Дорогая мамочка, не знаю, с чего начать…
Она поворачивается на бок, просовывает правую руку под подушку; слышно, как под наволочкой шуршит солома. Исидор постарается улизнуть перед рассветом, пока все спят мертвым сном; гроза когда-нибудь закончится. Если я усну, а проснусь уже мертвой, то эта убийственная тоска навсегда оставит меня в покое.
ложь
локомотив
ломать
В морге у него было такое злое лицо, такое напряженное… Сжатые губы, тонкие как ниточка. Что его разозлило? Он рассуждал об анархии и свободе, полиции и справедливости.

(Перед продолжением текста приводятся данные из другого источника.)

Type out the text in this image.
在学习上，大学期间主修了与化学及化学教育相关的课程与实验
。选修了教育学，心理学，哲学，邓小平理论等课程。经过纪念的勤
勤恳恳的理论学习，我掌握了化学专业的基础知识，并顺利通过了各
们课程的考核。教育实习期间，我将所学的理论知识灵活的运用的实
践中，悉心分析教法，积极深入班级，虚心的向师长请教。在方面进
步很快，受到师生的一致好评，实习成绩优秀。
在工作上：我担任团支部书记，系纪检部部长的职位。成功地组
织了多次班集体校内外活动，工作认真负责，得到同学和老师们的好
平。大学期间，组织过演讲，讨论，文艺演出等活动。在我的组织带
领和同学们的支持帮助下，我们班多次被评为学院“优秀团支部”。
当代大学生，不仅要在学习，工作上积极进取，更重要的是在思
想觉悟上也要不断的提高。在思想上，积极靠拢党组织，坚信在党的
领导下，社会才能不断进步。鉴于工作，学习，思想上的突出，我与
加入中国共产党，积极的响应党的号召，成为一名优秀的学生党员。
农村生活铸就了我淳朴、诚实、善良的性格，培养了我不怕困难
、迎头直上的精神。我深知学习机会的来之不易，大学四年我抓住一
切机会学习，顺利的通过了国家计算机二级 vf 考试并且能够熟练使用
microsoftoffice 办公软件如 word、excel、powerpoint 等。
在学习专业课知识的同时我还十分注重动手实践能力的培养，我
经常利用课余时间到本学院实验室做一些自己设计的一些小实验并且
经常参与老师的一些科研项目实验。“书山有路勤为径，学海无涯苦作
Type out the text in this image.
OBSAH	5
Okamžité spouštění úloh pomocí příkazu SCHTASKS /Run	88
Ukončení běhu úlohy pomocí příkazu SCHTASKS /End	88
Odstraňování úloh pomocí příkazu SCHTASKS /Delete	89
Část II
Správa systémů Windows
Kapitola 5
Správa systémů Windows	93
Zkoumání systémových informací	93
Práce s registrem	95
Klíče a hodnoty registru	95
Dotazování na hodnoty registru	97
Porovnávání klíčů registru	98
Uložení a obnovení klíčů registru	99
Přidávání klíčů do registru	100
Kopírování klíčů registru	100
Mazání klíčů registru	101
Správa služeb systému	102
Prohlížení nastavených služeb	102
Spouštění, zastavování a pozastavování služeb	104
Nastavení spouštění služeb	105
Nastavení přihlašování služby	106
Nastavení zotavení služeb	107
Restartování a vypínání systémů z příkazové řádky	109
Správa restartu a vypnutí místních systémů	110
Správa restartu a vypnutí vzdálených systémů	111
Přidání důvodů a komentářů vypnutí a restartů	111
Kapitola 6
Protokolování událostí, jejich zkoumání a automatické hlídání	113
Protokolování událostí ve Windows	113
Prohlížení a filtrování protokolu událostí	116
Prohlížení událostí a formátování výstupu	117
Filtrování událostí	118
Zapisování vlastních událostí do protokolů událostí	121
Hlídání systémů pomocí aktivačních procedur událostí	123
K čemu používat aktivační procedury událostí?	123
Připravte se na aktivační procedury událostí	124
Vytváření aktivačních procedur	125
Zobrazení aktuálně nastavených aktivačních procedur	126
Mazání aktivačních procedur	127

И об Америке. «Из-за того, что единицы владеют всем, большинство не имеет ничего. Мы — часть этого большинства, живем такой же жизнью. Знаешь, Ольга, у меня от работы немеют пальцы. Поэтому, когда я пишу, мне трудно держать ручку. К чему бы я ни притрагивался, все на ощупь похоже на яйцо». Лазарь мечтал стать репортером в газете «Еврейское слово». Он бы разъезжал по всему миру и писал про свои путешествия. Хлеб он резал плавными замедленными движениями, словно распиливал. У него были жутко костлявые руки, а локти торчали как ощипанные кончики крыльев.
Исидор разбивает яйцо о край стола и, не пролив ни капли, опрокидывает желток с белком в рот. Проглатывает залпом, по тонкой длинной шее ходит вверх-вниз кадык. Если бы не ужасающая худоба, он был бы даже красив. Лазарь тоже пробует разбить яйцо, но только неловко размазывает его по столу.
ломать
ломоть
лопата
лотерея
В дверь стучат; Ольга вскакивает с кровати, услышав два коротких и два длинных удара — так любит стучать великий конспиратор Лазарь. Распахивает дверь; на пороге стоит, кто бы мог подумать, брат, долговязый, потрепанный, без ботинок, носки дырявые, костюм болтается на нем как на вешалке. Худющее суровое лицо расплывается в широкой, от уха до уха, улыбке. Она вскрикивает от радости и заливается слезами; крепко обнимает брата, еле доставая ему до плеча. Прижимается щекой к его груди, слышно, как стучит его сердце; одна из пуговиц отпечатывается у нее на ухе. «Где ты пропадал? — спрашивает она, почти крича. — Ты зачем играешь со мной в прятки?» Но он молчит, целует Ольгу в макушку и, отстранив, проходит в комнату. Опускается на стул, отламывает кусочек от ржаной буханки и, жуя, мрачно качает головой, словно хочет сказать: «Ты не представляешь, что мне пришлось пережить». Ольга присаживается перед ним на корточки и кладет руки ему на колени, чтобы он успокоился. «Лохмотья, лошадь, — бормочет он, глаза у него бегают, как капельки ртути. — Любовь, любопытный, люди».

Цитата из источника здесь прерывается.